As a pastor, I have been often asked why the church and Bible seems so preoccupied with sex, whether premarital or homosexuality. I normally tell the person asking me that they are the ones bringing it up, not me so they seem to be more preoccupied with it than I am. Yet they have hit on an important part of what it is to be a follower of Jesus; purity. Now purity is considered really important when it comes to things like drinking water or our food supply since no one wants to get sick. And no bride wants a gold ring that is not pure gold with a real diamond instead of imitation, at least my wife didn't; she wanted the real thing as a sign of my love and commitment to her.
Purity is about being as close to the absolute realness of what the object is as possible. So there are restrictions on how many impurities can be in our water supply, our food is monitored so that there is as few bug parts and other unwanted elements in it so we can eat without fear.
So when it comes to being a follower of Jesus, purity, or holiness is about being the person God has created you to be.

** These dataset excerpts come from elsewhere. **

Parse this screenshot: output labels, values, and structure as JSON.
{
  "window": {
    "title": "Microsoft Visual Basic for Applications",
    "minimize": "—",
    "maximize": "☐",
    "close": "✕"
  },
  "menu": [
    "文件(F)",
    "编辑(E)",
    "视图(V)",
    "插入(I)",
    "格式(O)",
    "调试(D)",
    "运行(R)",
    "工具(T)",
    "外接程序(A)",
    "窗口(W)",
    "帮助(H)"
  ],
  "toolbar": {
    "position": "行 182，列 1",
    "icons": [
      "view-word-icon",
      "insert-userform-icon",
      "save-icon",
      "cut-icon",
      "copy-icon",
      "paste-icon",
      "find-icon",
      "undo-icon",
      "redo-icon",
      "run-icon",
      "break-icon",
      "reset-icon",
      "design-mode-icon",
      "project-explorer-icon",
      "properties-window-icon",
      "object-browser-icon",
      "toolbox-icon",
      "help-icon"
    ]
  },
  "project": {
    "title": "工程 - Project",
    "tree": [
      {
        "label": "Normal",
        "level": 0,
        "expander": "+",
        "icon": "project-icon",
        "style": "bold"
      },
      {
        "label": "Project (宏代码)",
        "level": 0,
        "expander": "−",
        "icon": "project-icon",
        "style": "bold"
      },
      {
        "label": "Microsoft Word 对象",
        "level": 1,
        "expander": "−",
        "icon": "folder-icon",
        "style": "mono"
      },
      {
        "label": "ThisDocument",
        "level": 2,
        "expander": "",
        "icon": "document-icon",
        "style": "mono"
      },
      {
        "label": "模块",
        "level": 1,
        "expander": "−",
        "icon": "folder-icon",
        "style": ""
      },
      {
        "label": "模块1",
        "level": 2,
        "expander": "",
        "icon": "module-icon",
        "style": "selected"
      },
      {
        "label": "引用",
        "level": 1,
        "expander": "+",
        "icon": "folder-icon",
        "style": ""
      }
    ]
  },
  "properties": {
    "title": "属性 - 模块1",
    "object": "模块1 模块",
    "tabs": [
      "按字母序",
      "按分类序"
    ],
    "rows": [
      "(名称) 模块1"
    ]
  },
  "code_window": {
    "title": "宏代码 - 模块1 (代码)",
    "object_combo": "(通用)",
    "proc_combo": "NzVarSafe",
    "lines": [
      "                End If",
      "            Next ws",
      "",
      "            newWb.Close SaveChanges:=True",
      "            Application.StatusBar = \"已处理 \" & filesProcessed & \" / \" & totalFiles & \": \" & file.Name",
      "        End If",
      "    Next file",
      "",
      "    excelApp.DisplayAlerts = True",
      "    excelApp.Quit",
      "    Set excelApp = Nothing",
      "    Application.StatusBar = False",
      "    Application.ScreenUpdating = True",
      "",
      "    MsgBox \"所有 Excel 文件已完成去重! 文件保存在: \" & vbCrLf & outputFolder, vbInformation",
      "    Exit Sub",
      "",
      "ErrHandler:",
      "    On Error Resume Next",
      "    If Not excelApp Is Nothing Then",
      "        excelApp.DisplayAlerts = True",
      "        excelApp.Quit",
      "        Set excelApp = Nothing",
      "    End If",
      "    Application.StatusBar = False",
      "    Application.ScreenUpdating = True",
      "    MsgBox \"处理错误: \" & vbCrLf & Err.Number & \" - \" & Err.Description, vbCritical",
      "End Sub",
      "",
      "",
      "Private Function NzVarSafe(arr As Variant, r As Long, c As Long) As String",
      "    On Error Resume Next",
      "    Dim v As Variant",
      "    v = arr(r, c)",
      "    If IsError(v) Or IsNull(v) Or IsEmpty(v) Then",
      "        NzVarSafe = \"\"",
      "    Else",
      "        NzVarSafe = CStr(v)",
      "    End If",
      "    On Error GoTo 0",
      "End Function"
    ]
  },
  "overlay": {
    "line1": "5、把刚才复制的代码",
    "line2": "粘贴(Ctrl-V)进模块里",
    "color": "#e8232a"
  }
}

It's not all about sex or sexual identity, it's about a whole bunch to things that make us who we are. Reading through Jesus' teaching, it's about cultivating grace, forgiveness, generosity, joy, self-control, kindness, a gentle tongue, compassion, and more. The goal is that when people see you, they see an image of who Jesus is; that image of God that got twisted when Adam and Eve sinned.
I believe that the focus on sex and sexuality as the defining aspect of purity comes because as a culture we worship our individuality and the seeking of pleasure above everything else. Our mission statement too often has become, "If it feels good, do it." The sad thing is that this is so self-focused and many don't realize the hurt and brokenness that such a mission statement creates. We live in a time when the ability to communicate and relate to others has never been higher and yet the common complaint I hear from all ages is, "I'm lonely." Over time, when a number of relationships have failed, or the relationship they're in fills up with stress and hurt, they come asking what is wrong and why.
This is when I get to talk with them about who they have made themselves into as a person and the results of it. Then I offer them the opportunity to become who they have been created to be. All it takes is to really accept Jesus as Lord, meaning that you place Him in the position of authority of your life and you shape your life on who He is calling you to be as His disciple. Almost without fail, you will discover joy, peace and hope, but you will also discover God's wisdom in how our relationships should be with each other. Purity in our thoughts and actions creates trust and strength leading to the ability to be more open and deep with others because the focus is on the other instead of the self. This is why God made a commandment against adultery, giving us the gift of marriage, a relationship where we are able to experience the beauty and depth of commitment where the focus is on the other and helping them to become the person God has created them to be. Purity, not only in sex, but in who you are becoming, is the command God gives you so that you can experience life as full and deep and blessed.

Monday, 7 July 2014

Dealing with people you may love but don't like

I was talking with gentleman the other day when in frustration he said something to this effect, "I wish that I could just forget for a day that I follow Jesus." When I asked him why, he mentioned how there was a person in his life right now that he was so angry and frustrated with, didn't really trust, who he simply wanted to tell them off really good. I thought to myself, I wonder how many of us face the same thing, we're supposed to "love our neighbour as our self," but can't we just can't stand our neighbour. I've said in jest, kind of anyway, that I have times where I love my neighbour but don't like them. 
These are the people that we find it hard to speak well of, people that we think inside our own heads, "You fool," or worse. Then I come across those words of Jesus that challenge my thoughts, "I tell you that anyone who is angry with his brother will be subject to punishment, any one who says, 'You fool,' will be in danger of the fire of hell.' This is the same punishment for those who murder! 
It's hard to really love others at times and it's hard to control our negative thoughts about others, but I'm starting to understand where Jesus is coming from. In the long run, the way we think about others and the way we speak about others shapes how we will treat them. If I am constantly negative towards someone in my thoughts or words, I will never find it in my heart to love them, to wish the best for them, to respect and honour them. I have to take responsibility for my thoughts and my words, even though I can understand what that frustrated gentleman said the other day abut wishing he could forget for one day that he is a Jesus follower. Yet simply by allowing those thoughts and words inside us even for one day sows a seed that will find way too many opportunities to grow. 
It sounds so easy to summarize life into two rules; to love God with everything you have and are, and to love your neighbour as yourself, but when you really get serious about following Jesus, you quickly discover that these are the two most difficult rules to live by. It is only by the grace of God that we are able to even want to begin to live this way and experience the wonder of living out of love instead of anger, frustration or hate.